Shauf forges on with his traipsing, island-inspired melodies and unique, stylistic vocal modulation that makes his accounts of even the most mundane stories feel vibrant and loaded with life. He also continues the trend of innocently voicing very mature and adult themes. Relationships, longing, loneliness, heartbreak, anger, regret, dishonesty, isolation, optimism, and growth all play a role in the poetics of this album.
The album showcases a lonely, semi-romantic, and mostly self-constructed internal narrative that takes place in the course of a single night out, between Shauf and himself, and finally, the so-close-yet-so-far-away Judy. He also mentions Charlie, his male companion, and Charlie’s partner, Claire, as accomplices to his ventures in self-piteous wallowing. Man, is he hung up on Judy. Judy is a past partner who he hears is back in town, and functions as a stand-in for a host of life’s maladies and as the beacon of Andy’s ruminations on his mistakes and short-comings.
The instrumentation is minimal and produced in a way that gives the music a warm glow, not unlike that of a neon sign. It achieves the old school, vintage vibes in an unconventional way. Rather than fuzzing out the guitars and layering on synths and fake-crackling-old-school-record-cutting-artifact noises, Shauf instead opts for more subtle compositions. Sometimes he doesn’t even sing a chorus but hums along instead. What’s more important than the words spoken or thought here is the mindset.
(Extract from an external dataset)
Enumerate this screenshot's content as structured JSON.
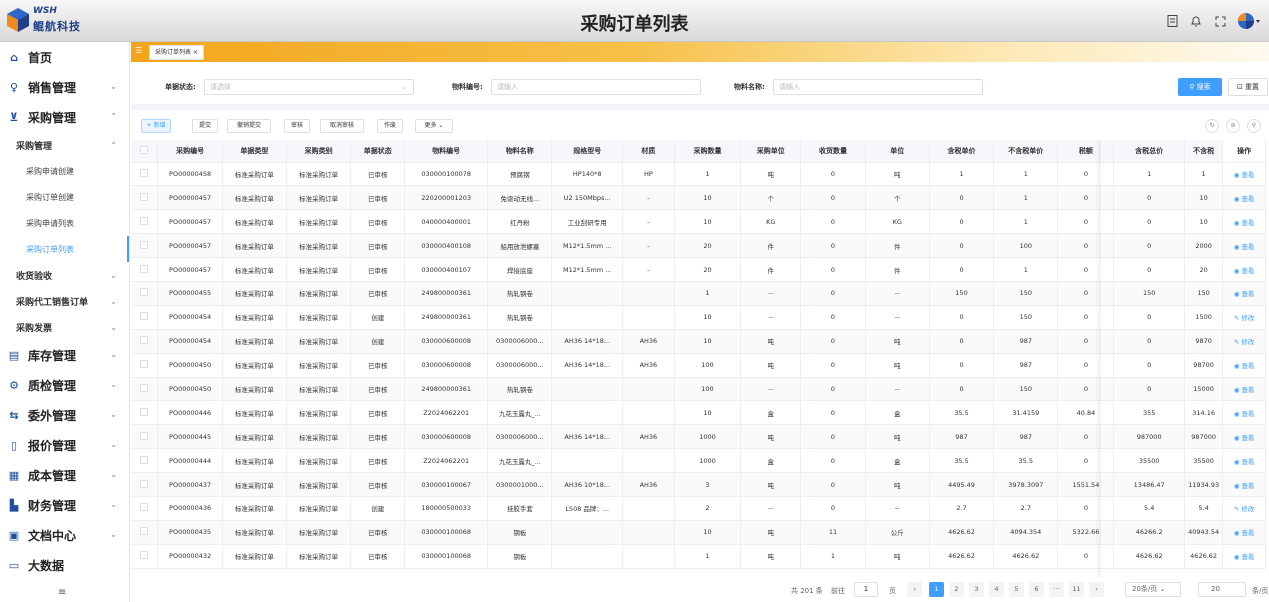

Though I was a little disappointed with the song “Try Again” for its rom-com-esque sensibilities and kitschy, poppy production, it did fit in well with the rest of his discography. I guess my main concern there is that it felt like a lull in an otherwise exciting, fresh collection of tracks. “Changer” puts a nice bow on things, however, and Shauf finishes with a bang. The album is mild and mellow, perfect for cruising around on a lonely night or crying into your piña colada. It sounds oddly familiar and fresh and the same time. I would highly recommend this easy-listening album for public consumption.
- “Thirteen Hours”
- “Living Room”
- “The Moon”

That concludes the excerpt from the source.